In ‘Unseen Work’ I share the story of Daronwy, ‘the Oak of Goronwy’, the Brythonic World Tree. This is written in the voice of Y Darogan Annwn and tells of its planting by the Mother of Annwn, the wars between the gods, and its impending destruction by humanity.

You become a supporter of my work on Patreon and sign up to receive these rewards HERE.

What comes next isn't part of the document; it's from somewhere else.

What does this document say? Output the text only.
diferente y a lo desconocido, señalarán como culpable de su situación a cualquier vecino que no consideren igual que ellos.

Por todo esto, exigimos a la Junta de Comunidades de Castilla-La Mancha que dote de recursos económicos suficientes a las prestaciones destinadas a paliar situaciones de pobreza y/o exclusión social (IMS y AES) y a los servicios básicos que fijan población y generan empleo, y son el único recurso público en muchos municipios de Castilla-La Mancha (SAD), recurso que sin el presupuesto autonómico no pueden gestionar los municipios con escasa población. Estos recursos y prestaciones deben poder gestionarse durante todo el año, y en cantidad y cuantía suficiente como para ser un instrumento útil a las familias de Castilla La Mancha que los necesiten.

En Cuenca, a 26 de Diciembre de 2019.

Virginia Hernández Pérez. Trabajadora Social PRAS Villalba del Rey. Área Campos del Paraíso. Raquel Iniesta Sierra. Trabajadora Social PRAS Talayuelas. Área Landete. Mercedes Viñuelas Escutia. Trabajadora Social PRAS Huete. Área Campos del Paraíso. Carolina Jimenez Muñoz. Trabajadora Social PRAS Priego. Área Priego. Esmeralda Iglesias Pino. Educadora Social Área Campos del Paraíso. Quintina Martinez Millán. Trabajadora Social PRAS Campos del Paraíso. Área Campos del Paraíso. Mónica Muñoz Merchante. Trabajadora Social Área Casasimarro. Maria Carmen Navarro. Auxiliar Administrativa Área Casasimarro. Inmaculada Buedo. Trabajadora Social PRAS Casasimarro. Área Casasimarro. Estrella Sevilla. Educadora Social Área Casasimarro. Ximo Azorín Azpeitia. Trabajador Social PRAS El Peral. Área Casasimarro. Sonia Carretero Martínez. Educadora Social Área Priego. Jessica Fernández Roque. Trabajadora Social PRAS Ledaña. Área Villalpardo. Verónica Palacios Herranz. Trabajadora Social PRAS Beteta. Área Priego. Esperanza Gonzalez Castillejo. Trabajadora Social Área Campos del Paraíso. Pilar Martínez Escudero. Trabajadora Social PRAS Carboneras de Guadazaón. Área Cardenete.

The Epiphany of Lleu Llaw Gyffes

Lleu

I. The Oak

Lleu-in-the-Tree
Lleu-in-the-Tree
Lleu-in-the-Tree

Tell me why
he has pierced us
with his spear

Lleu-in-the-Tree
Lleu-in-the-Tree
Lleu-in-the-Tree

Tell me why
ooze drips from our
rancid wounds

Lleu-in-the-Tree
Lleu-in-the-Tree
Lleu-in-the-Tree

Tell me why
we are filled with
rot and maggots

Lleu-in-the-Tree
Lleu-in-the-Tree
Lleu-in-the-Tree

Tell me what
visions we must see
in these leaves

Lleu-in-the-Tree
Lleu-in-the-Tree
Lleu-in-the-Tree

Tell me what
lessons we have
failed to learn

II. Lleu’s Lament

I am filled with bitterness:
black bile, yellow bile, phlegm, blood,
yet no theory of the humours
or anatomy of melancholy
explains my sad state

and no letting of blood
or application of leeches can
purge the badness within.

So I am here on this tree
telling the story of how I saw
the sun and it was Fool’s Gold.
My wife was made of flowers.
My armour turned to dust.
My fortress was rubble.

I have lost the meaning of my name.

I have come to doubt I even exist,
yet cannot close my eagle eyes.

Like the Eagle of Gwernabwy
I have watched civilisations rise and fall.
Like the Eagles of Pengwern and Eli
I have sunk my beak into flesh
and tasted rot and maggots.

I have seen the rotting corpses
on the battlefield at the end of the world,
the souls sparkling like iron pyrite
in the veins of the night skies.

I have looked into the abyss
and the bright lights do not console me.

I go with reluctance into Gwydion’s arms.

III. Lleu’s Resurrection

He does not want to live,
this putrid sack of dirty feathers,
bones, rotten flesh, stench,

still I clamp my mouth to his,

massage his reluctant heart
slippery and recalcitrant.

When this does not work
I call upon all the electricity
from Maentwrog Power Station,
take the paddles and recite

the words of a forbidden spell
stolen from the depths of Annwn
to bring life to the newly dead.

An ALMIGHTY FLASH –

his body jerks like frog’s legs
or the monster of Frankenstein.

He breaks the leathery bonds,
shakes off his feathers and rises
like the sun from my stony table
leaving a black charred shape.

A haze of smoke surrounds him.

His eyes are burning his hair aflame!

BEHOLD THE RESURRECTION
OF THE LIGHTNING GOD!

IV. Dinas Lleu

Lleu will not return
to Dinas Lleu tonight

woodbine twines the walls
as if in search for a lover

an owl circles overhead
with a hoot is gone.

Lleu will not return
to Dinas Lleu tonight

thistles break into the hall
to find an empty hearth

the fire long gone out,
a pile of black char.

Lleu will not return
to Dinas Lleu tonight

in the ashes I scrawl
with a feather the outline

of a bird against the sun
unknowing if it is the end

or beginning of a myth.

*I wrote this sequence of poems in a single morning shortly after finding out I’d got an infection following my hernia repair operation. Thankfully it seems to have cleared up now.